"Honest" decision systems
Saari at aol.com
Saari at aol.com
Thu Apr 10 15:51:42 PDT 1997
Awhile back you asked me for more info on Second Place Auction and on Median
Voting. Each of these has the desirable property that the exactly "honest"
behaviour is also the most rational behavior. In other words, there is zero
incentive to exaggerate.
In a standard sealed-bid auction, there is an incentive to try to bid less
than your true value. For instance, let's say the item is worth spending up
to $100 (to you), and you believe the next higher bidder is unwilling to
spend more than $80. Then a lower bid of $90 instead of $100 will save you
$10 (assuming your info was accurate).
In "Second Place Auction", the auction rules state that the highest bidder
wins, but only pays the amount of the next highest bid. Weird, but it has a
desirable result of virtually guaranteeing high but honest bids. For
instance, let's say again that the item is worth (to you) spending any amount
up to $100 but no more. Under Second Place Auction, a bid of exactly $100 is
the ONLY rational choice. Bidding higher can never do any good (and risks
buying the item for more than your upper limit). But bidding lower can also
never do any good! It won't save you any money, and it might cost you a
valid opportunity to get the item for $95 or whatever.
If you're not convinced I can elaborate further, but the final result is
clearly that Second Place Auction practically forces the participants to make
"honest" bids, i.e. the maximum they are willing to pay.

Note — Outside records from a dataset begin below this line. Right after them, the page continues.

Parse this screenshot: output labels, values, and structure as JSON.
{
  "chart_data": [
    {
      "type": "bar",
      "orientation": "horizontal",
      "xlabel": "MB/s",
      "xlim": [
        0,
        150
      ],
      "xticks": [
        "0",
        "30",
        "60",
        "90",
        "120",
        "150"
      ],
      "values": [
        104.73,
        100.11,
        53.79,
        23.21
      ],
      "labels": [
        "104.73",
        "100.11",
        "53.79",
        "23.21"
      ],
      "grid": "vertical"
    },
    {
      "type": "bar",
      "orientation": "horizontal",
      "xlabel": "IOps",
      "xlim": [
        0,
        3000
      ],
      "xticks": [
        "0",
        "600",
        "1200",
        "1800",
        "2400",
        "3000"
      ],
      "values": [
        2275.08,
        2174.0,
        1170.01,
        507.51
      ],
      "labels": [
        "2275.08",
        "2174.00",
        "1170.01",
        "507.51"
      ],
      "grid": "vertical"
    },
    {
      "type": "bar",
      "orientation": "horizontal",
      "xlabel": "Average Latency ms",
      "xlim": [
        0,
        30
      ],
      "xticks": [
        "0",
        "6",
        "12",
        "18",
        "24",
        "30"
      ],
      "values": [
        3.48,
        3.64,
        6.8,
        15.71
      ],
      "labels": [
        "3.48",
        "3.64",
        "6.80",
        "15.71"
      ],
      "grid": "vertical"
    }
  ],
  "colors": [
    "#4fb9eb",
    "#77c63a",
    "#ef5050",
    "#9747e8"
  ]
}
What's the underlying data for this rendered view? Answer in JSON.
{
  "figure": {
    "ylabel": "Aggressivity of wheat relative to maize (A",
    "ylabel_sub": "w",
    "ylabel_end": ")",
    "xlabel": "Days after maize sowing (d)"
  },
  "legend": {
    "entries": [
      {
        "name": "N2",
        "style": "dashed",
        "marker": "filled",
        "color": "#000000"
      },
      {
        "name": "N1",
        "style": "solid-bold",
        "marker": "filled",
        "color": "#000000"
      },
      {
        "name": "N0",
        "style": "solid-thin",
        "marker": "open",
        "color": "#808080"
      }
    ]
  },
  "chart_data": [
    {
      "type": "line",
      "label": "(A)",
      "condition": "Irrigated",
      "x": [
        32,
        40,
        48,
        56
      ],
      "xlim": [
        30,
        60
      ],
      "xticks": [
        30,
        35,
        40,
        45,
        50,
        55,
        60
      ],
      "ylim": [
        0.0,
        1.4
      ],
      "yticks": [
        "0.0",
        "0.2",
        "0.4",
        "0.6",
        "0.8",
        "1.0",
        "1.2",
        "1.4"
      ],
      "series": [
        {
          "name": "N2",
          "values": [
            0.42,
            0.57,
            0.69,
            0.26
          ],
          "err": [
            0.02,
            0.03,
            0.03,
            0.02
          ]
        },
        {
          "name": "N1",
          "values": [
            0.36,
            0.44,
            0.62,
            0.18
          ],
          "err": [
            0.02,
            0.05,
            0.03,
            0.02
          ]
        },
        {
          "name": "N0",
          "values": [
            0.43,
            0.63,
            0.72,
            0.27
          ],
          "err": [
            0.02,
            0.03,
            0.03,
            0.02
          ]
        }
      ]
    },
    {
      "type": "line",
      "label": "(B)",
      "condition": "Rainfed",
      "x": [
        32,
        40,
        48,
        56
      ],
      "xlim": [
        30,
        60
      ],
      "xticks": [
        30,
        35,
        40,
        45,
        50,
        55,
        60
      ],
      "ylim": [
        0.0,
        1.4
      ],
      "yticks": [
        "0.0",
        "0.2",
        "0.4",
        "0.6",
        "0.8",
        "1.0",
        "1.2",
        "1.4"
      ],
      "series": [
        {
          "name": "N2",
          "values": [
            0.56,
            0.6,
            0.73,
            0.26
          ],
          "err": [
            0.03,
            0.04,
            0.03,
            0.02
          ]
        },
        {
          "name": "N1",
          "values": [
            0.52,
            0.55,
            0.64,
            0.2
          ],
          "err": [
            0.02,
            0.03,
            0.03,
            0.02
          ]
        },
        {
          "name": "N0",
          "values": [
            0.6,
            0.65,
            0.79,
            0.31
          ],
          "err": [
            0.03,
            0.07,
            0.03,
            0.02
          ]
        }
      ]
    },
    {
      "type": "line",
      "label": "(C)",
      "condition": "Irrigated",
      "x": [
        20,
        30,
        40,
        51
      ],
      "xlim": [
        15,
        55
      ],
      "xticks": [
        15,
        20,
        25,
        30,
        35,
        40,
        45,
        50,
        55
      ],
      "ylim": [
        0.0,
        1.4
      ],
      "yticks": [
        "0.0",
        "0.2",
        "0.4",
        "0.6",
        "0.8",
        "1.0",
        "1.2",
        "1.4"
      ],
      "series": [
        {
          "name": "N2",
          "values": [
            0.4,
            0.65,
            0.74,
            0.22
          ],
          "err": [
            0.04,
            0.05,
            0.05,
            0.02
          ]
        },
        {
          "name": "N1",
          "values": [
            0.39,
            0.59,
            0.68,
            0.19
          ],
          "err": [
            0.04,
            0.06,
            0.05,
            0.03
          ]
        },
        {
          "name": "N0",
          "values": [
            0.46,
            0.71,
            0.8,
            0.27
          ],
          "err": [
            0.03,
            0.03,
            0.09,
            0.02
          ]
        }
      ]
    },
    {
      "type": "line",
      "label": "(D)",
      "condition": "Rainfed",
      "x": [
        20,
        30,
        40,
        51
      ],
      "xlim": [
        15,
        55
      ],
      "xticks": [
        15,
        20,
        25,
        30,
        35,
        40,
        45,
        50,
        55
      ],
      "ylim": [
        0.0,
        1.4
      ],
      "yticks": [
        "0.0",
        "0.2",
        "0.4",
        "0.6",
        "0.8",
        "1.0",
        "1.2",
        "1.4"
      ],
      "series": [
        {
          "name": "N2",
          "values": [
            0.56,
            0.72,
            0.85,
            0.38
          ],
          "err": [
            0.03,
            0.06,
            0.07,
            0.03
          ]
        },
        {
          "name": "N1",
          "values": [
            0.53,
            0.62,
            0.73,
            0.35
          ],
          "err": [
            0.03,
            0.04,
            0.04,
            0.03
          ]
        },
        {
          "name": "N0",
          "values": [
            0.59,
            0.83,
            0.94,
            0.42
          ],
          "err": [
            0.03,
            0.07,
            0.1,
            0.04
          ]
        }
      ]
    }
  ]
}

"Median Voting" is a separate situation, but with the similar quality of
more-or-less forcing an honest response. Let's say a group of people is
trying to choose a number, such as the temperature of the room. The prior
agreement is that everybody picks a single number, and the "median" value
will be chosen. (This means that if there are 21 voters, the votes are
ordered and then the number in position number 11 is the winner.)
This method has the desirable quality that the "honest" vote is always the
most rational one. Even if a person has foreknowledge of the votes of some
or all of the other voters, there is never anything to be gained by
exaggerating in either direction. (Try it!)
Both of these methods have the desirable property that an "honest" response
is the only rational response. I haven't figured out how to adapt either of
these to general-purpose voting, but they inspire me to try.